U.S. access to Vietnam's ports has become potentially more important as
an operational matter since Washington lost access to Subic Bay Naval Station
in the Philippines in 1992.
16:10 02-19-97
You have to wonder about the logistics involved.
This had to be planned well in advance of the confirmation hearing on an
ambassador to Vietnam. During the 104th Congress, a well known senate staff
found that appointing a sitting congressman as Ambassador violated the
constitution, thus temporarily procrastinating the appointment of Pete
Peterson the first US Ambassador to Vietnam in 50 years.
The planning of this delegational visit had to have taken up a lot of bureaucratic
time--or did they, too, make a Riady/Lippo-type contribution?
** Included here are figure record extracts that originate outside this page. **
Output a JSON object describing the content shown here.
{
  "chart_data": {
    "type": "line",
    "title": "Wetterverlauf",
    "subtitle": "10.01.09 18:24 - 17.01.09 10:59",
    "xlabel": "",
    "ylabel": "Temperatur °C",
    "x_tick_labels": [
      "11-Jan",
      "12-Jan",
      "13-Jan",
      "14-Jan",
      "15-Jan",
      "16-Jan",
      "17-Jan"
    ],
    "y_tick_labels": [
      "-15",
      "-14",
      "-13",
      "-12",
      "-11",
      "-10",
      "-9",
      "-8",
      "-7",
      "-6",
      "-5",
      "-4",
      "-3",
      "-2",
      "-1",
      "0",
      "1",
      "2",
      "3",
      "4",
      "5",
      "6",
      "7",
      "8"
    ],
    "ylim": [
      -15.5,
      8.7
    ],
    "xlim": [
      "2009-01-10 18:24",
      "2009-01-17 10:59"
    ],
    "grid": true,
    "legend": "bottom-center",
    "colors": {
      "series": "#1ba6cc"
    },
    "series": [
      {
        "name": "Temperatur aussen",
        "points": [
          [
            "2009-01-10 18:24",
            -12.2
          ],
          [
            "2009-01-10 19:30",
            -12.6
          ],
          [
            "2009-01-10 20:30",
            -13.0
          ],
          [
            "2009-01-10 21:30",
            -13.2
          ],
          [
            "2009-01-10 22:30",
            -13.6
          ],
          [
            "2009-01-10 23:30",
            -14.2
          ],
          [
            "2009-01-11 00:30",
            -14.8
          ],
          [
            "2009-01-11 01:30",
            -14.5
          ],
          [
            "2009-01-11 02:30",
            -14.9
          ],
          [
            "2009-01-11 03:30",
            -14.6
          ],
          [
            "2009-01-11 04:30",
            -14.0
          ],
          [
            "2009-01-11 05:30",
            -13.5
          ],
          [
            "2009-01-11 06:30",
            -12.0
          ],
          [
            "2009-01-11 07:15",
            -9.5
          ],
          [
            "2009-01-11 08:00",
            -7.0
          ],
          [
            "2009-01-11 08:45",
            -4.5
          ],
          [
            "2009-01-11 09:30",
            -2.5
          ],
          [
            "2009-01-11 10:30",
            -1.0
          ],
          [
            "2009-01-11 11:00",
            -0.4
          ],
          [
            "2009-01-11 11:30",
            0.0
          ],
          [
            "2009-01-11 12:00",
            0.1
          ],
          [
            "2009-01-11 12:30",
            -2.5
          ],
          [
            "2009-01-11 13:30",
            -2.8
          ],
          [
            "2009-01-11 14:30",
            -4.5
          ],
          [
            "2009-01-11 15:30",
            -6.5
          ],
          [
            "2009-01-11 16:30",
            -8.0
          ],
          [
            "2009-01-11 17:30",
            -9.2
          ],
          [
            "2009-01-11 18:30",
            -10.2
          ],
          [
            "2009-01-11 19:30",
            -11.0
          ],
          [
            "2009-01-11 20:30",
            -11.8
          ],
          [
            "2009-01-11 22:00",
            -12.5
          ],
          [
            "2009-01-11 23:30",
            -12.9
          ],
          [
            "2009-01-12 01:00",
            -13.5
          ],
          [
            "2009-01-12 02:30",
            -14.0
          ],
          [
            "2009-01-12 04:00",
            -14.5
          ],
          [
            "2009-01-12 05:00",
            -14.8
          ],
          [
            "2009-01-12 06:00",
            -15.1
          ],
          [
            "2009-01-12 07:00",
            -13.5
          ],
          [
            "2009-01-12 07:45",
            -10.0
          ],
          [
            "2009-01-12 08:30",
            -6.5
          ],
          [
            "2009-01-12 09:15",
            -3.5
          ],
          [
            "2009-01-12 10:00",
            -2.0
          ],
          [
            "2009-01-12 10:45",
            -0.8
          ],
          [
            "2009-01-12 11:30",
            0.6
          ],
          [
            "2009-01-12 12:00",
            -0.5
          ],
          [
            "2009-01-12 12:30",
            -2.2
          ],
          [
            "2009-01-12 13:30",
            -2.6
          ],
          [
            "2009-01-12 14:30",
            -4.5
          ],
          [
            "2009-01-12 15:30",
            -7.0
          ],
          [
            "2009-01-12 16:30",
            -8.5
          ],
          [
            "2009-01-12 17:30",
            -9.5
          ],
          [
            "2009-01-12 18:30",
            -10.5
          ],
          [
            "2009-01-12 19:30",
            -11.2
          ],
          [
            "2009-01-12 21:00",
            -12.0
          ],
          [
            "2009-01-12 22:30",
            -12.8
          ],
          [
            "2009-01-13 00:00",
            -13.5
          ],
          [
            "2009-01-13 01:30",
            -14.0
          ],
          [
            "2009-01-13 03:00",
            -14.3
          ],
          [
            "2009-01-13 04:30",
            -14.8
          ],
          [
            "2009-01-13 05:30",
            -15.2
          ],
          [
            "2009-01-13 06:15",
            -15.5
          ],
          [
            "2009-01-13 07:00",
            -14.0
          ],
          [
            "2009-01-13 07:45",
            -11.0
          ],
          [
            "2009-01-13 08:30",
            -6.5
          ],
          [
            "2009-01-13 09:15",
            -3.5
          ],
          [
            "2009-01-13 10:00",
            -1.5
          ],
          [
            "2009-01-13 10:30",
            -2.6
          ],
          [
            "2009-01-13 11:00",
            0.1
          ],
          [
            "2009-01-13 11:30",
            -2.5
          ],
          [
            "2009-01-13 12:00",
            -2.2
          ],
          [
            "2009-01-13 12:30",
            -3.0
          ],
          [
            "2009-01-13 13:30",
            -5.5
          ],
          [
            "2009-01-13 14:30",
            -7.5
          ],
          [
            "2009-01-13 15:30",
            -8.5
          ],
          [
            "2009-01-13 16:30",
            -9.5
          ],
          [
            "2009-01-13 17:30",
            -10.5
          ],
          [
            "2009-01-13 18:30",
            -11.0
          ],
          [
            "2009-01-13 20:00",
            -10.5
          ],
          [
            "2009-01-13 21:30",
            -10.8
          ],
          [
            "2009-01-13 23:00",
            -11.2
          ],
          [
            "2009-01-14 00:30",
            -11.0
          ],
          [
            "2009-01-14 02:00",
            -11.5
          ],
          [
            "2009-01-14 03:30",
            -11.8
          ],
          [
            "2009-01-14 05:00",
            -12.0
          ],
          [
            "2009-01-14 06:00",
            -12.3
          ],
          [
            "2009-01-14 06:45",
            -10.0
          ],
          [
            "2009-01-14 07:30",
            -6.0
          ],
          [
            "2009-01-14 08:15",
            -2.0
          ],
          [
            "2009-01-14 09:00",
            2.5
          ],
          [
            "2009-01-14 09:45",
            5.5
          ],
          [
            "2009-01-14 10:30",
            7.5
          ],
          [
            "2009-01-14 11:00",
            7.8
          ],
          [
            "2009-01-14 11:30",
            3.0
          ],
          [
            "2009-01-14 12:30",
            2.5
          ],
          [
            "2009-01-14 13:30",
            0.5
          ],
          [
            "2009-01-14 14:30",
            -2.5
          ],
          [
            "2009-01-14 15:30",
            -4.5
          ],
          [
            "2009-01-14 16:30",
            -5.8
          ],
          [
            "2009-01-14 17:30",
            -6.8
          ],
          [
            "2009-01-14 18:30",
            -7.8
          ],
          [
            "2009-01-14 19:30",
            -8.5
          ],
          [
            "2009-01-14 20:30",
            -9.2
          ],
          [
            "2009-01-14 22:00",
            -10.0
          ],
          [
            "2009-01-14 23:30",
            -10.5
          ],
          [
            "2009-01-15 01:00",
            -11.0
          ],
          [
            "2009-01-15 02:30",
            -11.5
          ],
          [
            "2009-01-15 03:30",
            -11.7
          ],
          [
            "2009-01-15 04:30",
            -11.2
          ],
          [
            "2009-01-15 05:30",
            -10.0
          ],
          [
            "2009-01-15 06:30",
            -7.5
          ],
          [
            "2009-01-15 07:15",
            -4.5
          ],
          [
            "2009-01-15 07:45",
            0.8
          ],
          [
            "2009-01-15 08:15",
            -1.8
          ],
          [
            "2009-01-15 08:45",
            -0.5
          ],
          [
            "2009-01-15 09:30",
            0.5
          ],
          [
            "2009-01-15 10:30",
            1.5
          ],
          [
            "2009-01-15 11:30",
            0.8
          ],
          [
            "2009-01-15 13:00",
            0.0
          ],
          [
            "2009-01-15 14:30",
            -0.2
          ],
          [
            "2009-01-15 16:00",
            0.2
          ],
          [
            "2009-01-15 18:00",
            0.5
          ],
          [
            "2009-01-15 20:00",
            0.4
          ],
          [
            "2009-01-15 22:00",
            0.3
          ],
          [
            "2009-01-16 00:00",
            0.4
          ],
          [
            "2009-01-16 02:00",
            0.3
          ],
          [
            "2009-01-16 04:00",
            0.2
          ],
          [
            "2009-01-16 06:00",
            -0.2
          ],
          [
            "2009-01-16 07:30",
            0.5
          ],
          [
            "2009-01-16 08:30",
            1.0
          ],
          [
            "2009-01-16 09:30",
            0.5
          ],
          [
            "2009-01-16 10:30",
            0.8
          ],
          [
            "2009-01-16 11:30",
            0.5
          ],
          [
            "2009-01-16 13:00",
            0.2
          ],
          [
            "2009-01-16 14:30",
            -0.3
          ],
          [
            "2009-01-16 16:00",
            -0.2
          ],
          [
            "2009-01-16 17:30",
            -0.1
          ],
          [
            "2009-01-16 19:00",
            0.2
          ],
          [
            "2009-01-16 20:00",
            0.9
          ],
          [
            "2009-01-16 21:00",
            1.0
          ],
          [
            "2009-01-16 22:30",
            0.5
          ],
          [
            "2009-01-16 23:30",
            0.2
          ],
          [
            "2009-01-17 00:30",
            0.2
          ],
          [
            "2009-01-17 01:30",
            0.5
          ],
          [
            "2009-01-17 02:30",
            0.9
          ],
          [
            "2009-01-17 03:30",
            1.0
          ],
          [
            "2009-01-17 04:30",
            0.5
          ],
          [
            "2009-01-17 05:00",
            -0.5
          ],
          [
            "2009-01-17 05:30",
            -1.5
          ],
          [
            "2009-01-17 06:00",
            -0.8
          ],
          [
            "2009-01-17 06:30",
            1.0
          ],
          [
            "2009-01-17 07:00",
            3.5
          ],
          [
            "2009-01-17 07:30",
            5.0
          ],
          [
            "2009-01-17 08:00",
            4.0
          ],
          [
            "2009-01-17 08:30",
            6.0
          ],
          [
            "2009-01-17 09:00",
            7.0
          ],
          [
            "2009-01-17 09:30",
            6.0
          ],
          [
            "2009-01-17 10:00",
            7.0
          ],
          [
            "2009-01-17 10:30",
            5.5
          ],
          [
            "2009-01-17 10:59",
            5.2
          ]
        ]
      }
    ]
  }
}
Former Congressman Peterson's confirmation hearing took all of An hour
and 15 minutes, from 8:00 AM to 9:15 AM; less time than it takes to extract
a tooth but a lot more painful for family members, veteran groups and the
PoW/MIA community.
Now a former enemy, who brutalized American PoWs, who has warehoused remains
and actively has aided in the coverup of their keeping Americans behind
as PoWs, now they have a military delegation on American soil.
An enemy whose Prime Minister is personally responsible for the execution
of captured American PoWs; did they too use the Riady/Lippo Group to buy
their way into normalization? What's next, MO$T FAVORED NATION $TATU$?
Key money. Perefectly legal. Morally bankrupt.